Discurso no Senado Federal

REFLEXÕES SOBRE O HIPER-REALISMO, QUE SE UTILIZA DE ELEMENTOS VERDADEIROS PARA OBTER DETERMINADO RESULTADO PRETENDIDO. DESENVOLVIMENTO PELOS MEIOS DE COMUNICAÇÃO, DE TECNICAS DE APRESENTAÇÃO DA NOTICIA COMO ESPETACULO.

Autor
Artur da Tavola (PSDB - Partido da Social Democracia Brasileira/RJ)
Nome completo: Paulo Alberto Artur da Tavola Moretzsonh Monteiro de Barros
Casa
Senado Federal
Tipo
Discurso
Resumo por assunto
IMPRENSA.:
  • REFLEXÕES SOBRE O HIPER-REALISMO, QUE SE UTILIZA DE ELEMENTOS VERDADEIROS PARA OBTER DETERMINADO RESULTADO PRETENDIDO. DESENVOLVIMENTO PELOS MEIOS DE COMUNICAÇÃO, DE TECNICAS DE APRESENTAÇÃO DA NOTICIA COMO ESPETACULO.
Publicação
Publicação no DSF de 21/06/1997 - Página 12078
Assunto
Outros > IMPRENSA.
Indexação
  • ANALISE, PROCESSO, TRATAMENTO, INFORMAÇÃO, MEIOS DE COMUNICAÇÃO, ESPECIFICAÇÃO, MANIPULAÇÃO, APRESENTAÇÃO, DADOS, UTILIZAÇÃO, PUBLICIDADE, ARTE DRAMATICA, PROVOCAÇÃO, SUBJETIVIDADE, RECEPTOR, INFLUENCIA, COMPORTAMENTO, CULTURA.
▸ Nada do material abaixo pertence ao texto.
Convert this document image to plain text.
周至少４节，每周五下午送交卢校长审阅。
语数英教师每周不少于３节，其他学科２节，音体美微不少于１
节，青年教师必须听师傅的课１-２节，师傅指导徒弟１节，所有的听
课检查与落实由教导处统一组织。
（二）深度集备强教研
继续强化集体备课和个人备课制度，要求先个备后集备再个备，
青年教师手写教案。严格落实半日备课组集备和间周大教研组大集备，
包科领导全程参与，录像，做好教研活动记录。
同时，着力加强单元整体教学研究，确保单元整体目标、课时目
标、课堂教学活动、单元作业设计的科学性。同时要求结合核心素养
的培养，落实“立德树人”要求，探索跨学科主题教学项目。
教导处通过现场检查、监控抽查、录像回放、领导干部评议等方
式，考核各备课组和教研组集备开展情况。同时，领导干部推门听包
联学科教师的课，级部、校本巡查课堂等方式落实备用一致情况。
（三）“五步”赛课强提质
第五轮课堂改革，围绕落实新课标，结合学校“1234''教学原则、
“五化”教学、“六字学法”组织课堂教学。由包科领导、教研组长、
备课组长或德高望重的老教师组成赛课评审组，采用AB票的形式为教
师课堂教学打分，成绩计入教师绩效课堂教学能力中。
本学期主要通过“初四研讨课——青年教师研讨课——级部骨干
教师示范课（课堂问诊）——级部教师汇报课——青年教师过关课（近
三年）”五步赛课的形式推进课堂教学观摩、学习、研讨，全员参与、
O SR. ARTUR DA TÁVOLA (PSDB-RJ. Pronuncia o seguinte discurso) - Sr. Presidente, Srªs Senadoras e Srs. Senadores, o hiper-realismo é a mentira da verdade. Utiliza elementos verdadeiros, não para "mentir no sentido corriqueiro da palavra mas para obter determinado resultado "pré-tendido". Tal resultado, por vezes ultrapassa o controle do emissor e obtém reações maiores que as esperadas porque a mensagem hiper-realista carrega conteúdos emotivos nem sempre sob controle do emissor e do receptor. Este encontra na emissão hiper-realista uma espécie de potencialização de sentimentos, impressões e percepções que já possuía em estado latente, pré-consciente ou consciente em plano superficial.
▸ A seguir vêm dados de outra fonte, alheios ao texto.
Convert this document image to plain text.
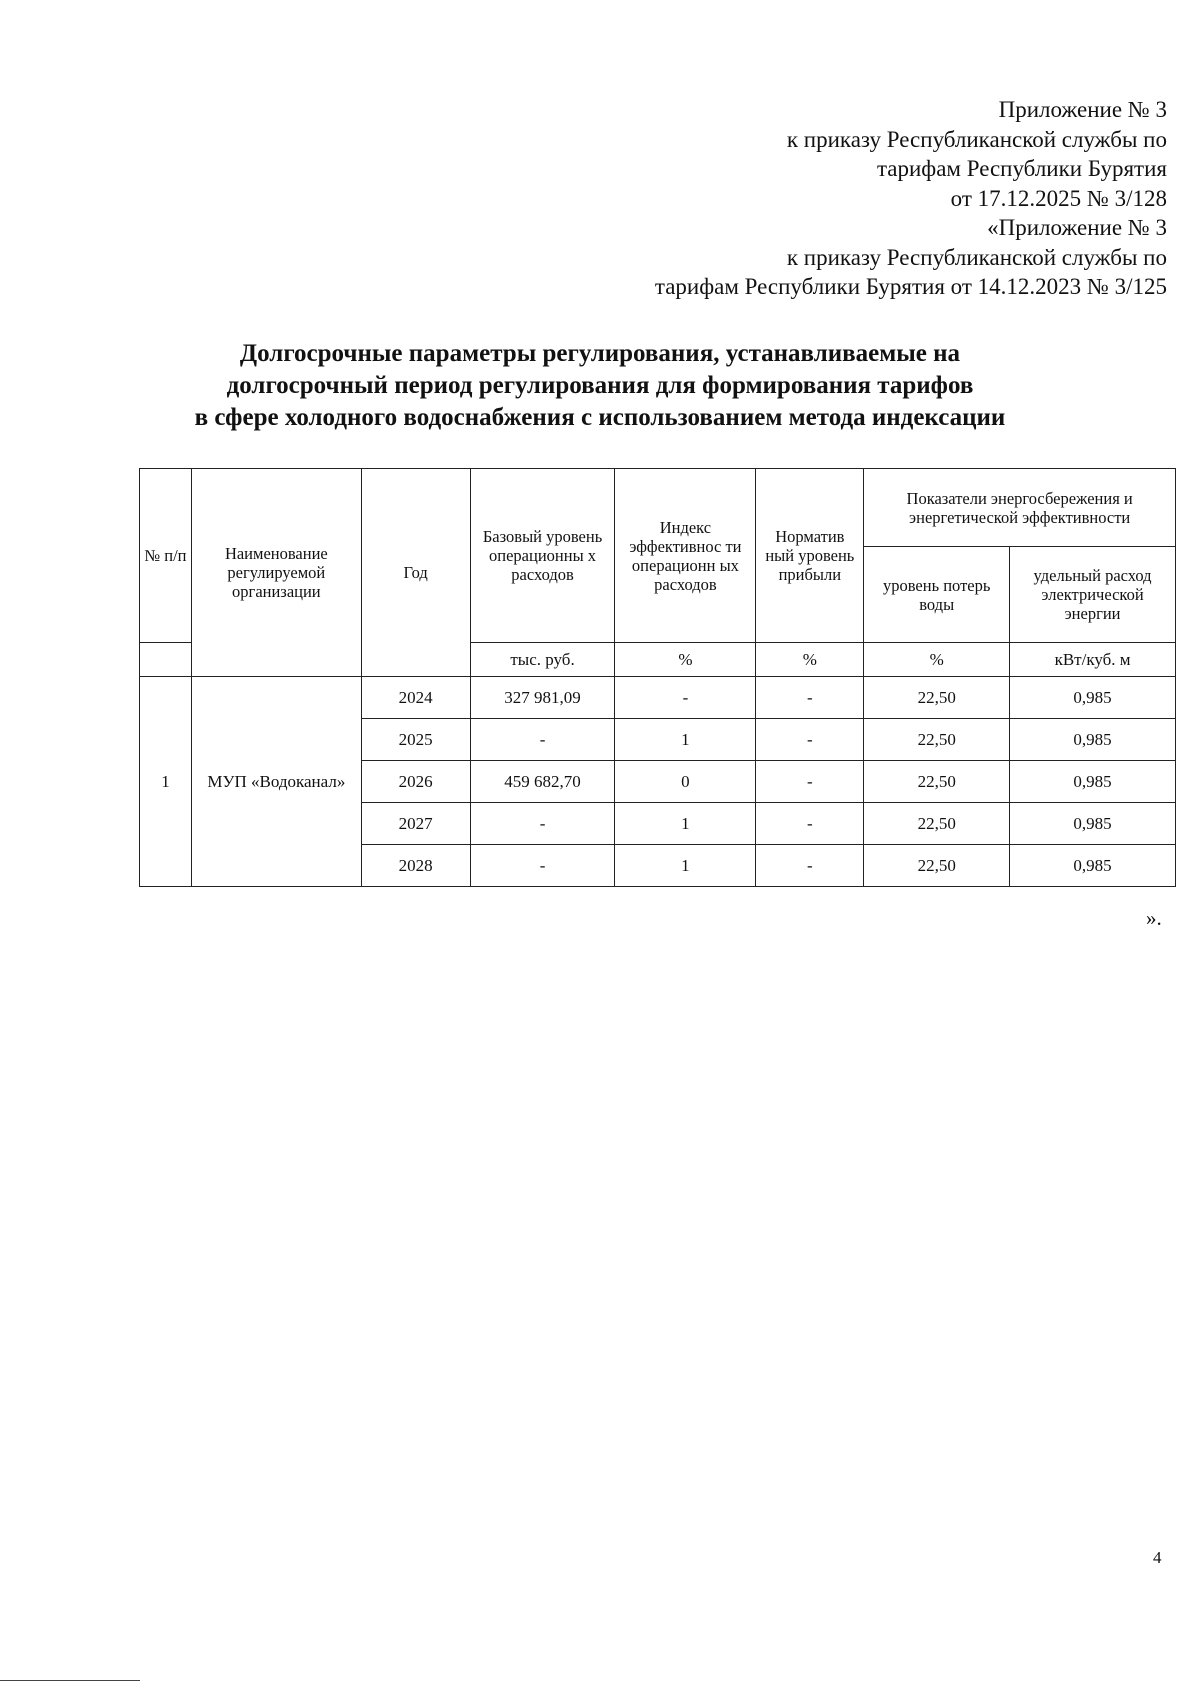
Приложение № 3
к приказу Республиканской службы по
тарифам Республики Бурятия
от 17.12.2025 № 3/128
«Приложение № 3
к приказу Республиканской службы по
тарифам Республики Бурятия от 14.12.2023 № 3/125
Долгосрочные параметры регулирования, устанавливаемые на
долгосрочный период регулирования для формирования тарифов
в сфере холодного водоснабжения с использованием метода индексации
№ п/п	Наименование регулируемой организации	Год	Базовый уровень операционны х расходов	Индекс эффективнос ти операционн ых расходов	Норматив ный уровень прибыли	Показатели энергосбережения и энергетической эффективности	
						уровень потерь воды	удельный расход электрической энергии
			тыс. руб.	%	%	%	кВт/куб. м
1	МУП «Водоканал»	2024	327 981,09	-	-	22,50	0,985
		2025	-	1	-	22,50	0,985
		2026	459 682,70	0	-	22,50	0,985
		2027	-	1	-	22,50	0,985
		2028	-	1	-	22,50	0,985
».
4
Sendo um corte na realidade, uma de suas fatias, para efeito de destacar o aspecto pretendido, o hiper-realismo informativo opera com instâncias como: a meia-verdade, a aparência, o indício, o sintoma, sem análise crítica de cada plano destes. A informação passa a buscar uma lógica encadeadora desses aspectos. Esta lógica dá coerência aparente à emissão, inteligibilidade mas cria uma realidade própria a partir da notícia. Tal realidade própria tem a ver com a realidade, porém não se pode dizer que é a realidade. Esta é sempre mais complexa que qualquer das suas representações. Trata-se de uma nova aparência da realidade tomada pelo ângulo de ênfases selecionadas pelo comunicador.
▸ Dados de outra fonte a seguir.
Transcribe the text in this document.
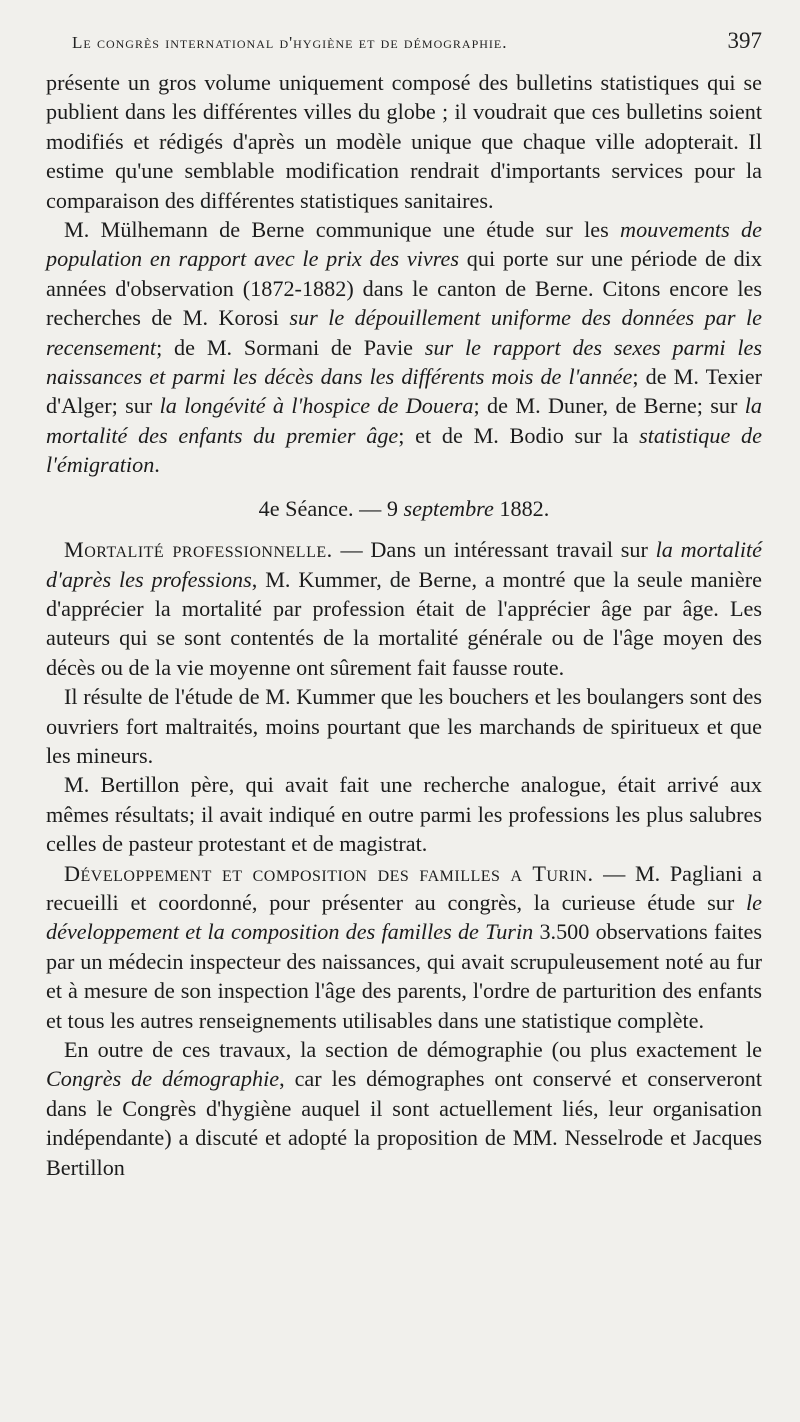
Le congrès international d'hygiène et de démographie.	397

présente un gros volume uniquement composé des bulletins statistiques qui se publient dans les différentes villes du globe ; il voudrait que ces bulletins soient modifiés et rédigés d'après un modèle unique que chaque ville adopterait. Il estime qu'une semblable modification rendrait d'importants services pour la comparaison des différentes statistiques sanitaires.

M. Mülhemann de Berne communique une étude sur les mouvements de population en rapport avec le prix des vivres qui porte sur une période de dix années d'observation (1872-1882) dans le canton de Berne. Citons encore les recherches de M. Korosi sur le dépouillement uniforme des données par le recensement; de M. Sormani de Pavie sur le rapport des sexes parmi les naissances et parmi les décès dans les différents mois de l'année; de M. Texier d'Alger; sur la longévité à l'hospice de Douera; de M. Duner, de Berne; sur la mortalité des enfants du premier âge; et de M. Bodio sur la statistique de l'émigration.

4e Séance. — 9 septembre 1882.

Mortalité professionnelle. — Dans un intéressant travail sur la mortalité d'après les professions, M. Kummer, de Berne, a montré que la seule manière d'apprécier la mortalité par profession était de l'apprécier âge par âge. Les auteurs qui se sont contentés de la mortalité générale ou de l'âge moyen des décès ou de la vie moyenne ont sûrement fait fausse route.

Il résulte de l'étude de M. Kummer que les bouchers et les boulangers sont des ouvriers fort maltraités, moins pourtant que les marchands de spiritueux et que les mineurs.

M. Bertillon père, qui avait fait une recherche analogue, était arrivé aux mêmes résultats; il avait indiqué en outre parmi les professions les plus salubres celles de pasteur protestant et de magistrat.

Développement et composition des familles a Turin. — M. Pagliani a recueilli et coordonné, pour présenter au congrès, la curieuse étude sur le développement et la composition des familles de Turin 3.500 observations faites par un médecin inspecteur des naissances, qui avait scrupuleusement noté au fur et à mesure de son inspection l'âge des parents, l'ordre de parturition des enfants et tous les autres renseignements utilisables dans une statistique complète.

En outre de ces travaux, la section de démographie (ou plus exactement le Congrès de démographie, car les démographes ont conservé et conserveront dans le Congrès d'hygiène auquel il sont actuellement liés, leur organisation indépendante) a discuté et adopté la proposition de MM. Nesselrode et Jacques Bertillon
Hoje, mais que nunca, os meios de comunicação desenvolvem técnicas (em permanente expansão) de apresentação da notícia como espetáculo. As regras do espetáculo, quase sempre nutridas na experiência da ficção, transmitem-se à informação, modelando-lhe o resultado através de uma intervenção na sua forma e a manipulação de seu conteúdo.

A notícia como espetáculo utiliza elementos retirados da dramaturgia e da publicidade. Esta, quase toda vazada em linguagem supra-real (surrealista por vezes) ou hiper-real, acostumou o público a "ler" mensagens ao mesmo tempo imediatas e intensas. O hiper-real aparece na presença superlativa das "qualidades" anunciadas. Assim também é - hoje - editada a maioria das notícias diariamente massificadas pela mídia.

Da dramaturgia, a notícia como espetáculo herdou inúmeros elementos: a tensão dramática, os estados extremos do ser, os esgares, as ambições primárias trazidas ao primeiro plano do comportamento, a identificação com heróis ou com vilões, a simbologia do "bem" e do "mal", a busca do instante transfigurador, resultante do máximo de alegria ou de dor, a intensidade de rostos em "close up", a extroversão dos impulsos básicos do ser e dos instintos, os códigos da moral vigente e os códigos da sua transgressão etc.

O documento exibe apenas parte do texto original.